José Antonio Álvarez-Uría Rico

Nace en Pola de Siero, Asturias, el 31 de octubre de 1944.

Es licenciado en Derecho por la Universidad de Oviedo (1965) y diplomado en Estudios Internacionales por la Escuela Diplomática de España (1973).

Impartió clases de lengua española como profesor auxiliar en la Wallington Grammar School for Boys, Londres (1967-68).

Colaboró en la elaboración del informe para las Naciones Unidas sobre la descolonización del Sahara Occidental (1974).
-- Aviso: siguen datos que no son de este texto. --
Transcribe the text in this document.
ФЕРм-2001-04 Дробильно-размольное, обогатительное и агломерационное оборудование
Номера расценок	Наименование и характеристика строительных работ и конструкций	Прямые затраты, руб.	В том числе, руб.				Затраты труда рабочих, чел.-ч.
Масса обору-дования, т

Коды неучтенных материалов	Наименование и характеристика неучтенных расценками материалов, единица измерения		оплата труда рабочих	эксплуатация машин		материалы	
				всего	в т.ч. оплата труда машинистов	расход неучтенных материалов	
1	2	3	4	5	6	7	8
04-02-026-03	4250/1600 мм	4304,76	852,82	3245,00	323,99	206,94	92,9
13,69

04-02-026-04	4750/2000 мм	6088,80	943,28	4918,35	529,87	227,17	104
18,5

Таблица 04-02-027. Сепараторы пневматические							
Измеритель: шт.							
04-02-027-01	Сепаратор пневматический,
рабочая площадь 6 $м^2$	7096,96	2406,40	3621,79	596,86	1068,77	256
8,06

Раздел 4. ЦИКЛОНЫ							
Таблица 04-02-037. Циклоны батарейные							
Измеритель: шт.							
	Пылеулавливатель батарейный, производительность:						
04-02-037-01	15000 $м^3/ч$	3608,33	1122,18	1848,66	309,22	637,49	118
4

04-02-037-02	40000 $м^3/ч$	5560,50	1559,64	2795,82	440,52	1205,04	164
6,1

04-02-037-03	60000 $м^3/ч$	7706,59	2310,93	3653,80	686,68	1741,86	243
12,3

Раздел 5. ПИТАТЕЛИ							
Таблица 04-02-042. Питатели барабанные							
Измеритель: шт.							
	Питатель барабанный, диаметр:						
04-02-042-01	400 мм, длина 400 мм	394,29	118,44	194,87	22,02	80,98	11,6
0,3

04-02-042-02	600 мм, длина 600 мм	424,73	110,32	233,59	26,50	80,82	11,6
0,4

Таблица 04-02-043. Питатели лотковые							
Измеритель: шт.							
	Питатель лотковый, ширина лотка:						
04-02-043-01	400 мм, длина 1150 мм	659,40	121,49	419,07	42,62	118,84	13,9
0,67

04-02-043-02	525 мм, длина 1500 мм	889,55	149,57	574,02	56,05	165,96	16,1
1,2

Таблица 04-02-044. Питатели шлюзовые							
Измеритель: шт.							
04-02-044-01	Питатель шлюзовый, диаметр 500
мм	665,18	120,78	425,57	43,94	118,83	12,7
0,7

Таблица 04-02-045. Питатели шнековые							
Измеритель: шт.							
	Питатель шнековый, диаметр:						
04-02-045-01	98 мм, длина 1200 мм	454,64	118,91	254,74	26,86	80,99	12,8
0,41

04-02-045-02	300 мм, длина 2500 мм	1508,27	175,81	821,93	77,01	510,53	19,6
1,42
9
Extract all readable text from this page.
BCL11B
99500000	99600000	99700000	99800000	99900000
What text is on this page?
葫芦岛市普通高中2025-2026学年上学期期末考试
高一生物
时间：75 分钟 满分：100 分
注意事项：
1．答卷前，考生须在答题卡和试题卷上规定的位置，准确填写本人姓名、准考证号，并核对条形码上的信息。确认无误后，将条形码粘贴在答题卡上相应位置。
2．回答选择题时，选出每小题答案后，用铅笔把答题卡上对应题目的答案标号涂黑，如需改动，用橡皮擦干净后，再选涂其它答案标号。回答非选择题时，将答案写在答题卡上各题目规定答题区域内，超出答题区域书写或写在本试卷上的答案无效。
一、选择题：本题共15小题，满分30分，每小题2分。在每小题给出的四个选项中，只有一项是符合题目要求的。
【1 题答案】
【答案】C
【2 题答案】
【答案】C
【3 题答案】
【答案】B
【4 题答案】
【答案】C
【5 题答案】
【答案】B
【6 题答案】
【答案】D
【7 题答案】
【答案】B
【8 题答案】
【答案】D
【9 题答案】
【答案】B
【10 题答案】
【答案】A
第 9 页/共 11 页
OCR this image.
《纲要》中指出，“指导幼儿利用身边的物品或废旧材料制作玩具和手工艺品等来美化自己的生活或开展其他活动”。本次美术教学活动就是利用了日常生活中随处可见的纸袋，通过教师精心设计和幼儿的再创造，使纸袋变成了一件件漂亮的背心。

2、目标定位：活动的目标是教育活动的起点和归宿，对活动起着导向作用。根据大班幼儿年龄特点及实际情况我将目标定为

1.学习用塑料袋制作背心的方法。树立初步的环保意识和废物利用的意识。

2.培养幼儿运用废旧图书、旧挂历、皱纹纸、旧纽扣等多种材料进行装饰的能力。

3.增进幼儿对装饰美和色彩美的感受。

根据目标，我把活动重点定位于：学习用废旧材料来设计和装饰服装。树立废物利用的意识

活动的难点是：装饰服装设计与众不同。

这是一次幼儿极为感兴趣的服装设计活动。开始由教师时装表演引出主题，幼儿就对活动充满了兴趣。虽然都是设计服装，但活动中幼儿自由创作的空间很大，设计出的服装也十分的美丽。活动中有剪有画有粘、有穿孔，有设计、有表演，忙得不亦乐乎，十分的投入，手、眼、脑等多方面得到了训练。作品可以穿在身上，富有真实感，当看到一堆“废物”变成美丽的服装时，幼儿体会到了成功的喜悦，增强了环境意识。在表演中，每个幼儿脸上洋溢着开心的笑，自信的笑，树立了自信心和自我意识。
Es miembro del Instituto de Cultura de Sahara.

Trabajó como traductor autónomo para la Organización Sindical española, las editoriales Saltés, Júcar, Alhambra, el Ministerio de Educación y Ciencia, la Organización de Estados Americanos y la Organización Mundial del Comercio (O.M.C.) (1974-1998).

Trabajó en Ginebra como traductor oficial de la O.M.C. (1999)

Prestó servicios como técnico en los Ministerios de Trabajo, Asuntos Sociales y Economía y Hacienda (1979 a 2009).

Dirigió la revista Cibelae de la Corporación Iberoamericana de Loterías y Apuestas de Estado (2003 a 2009).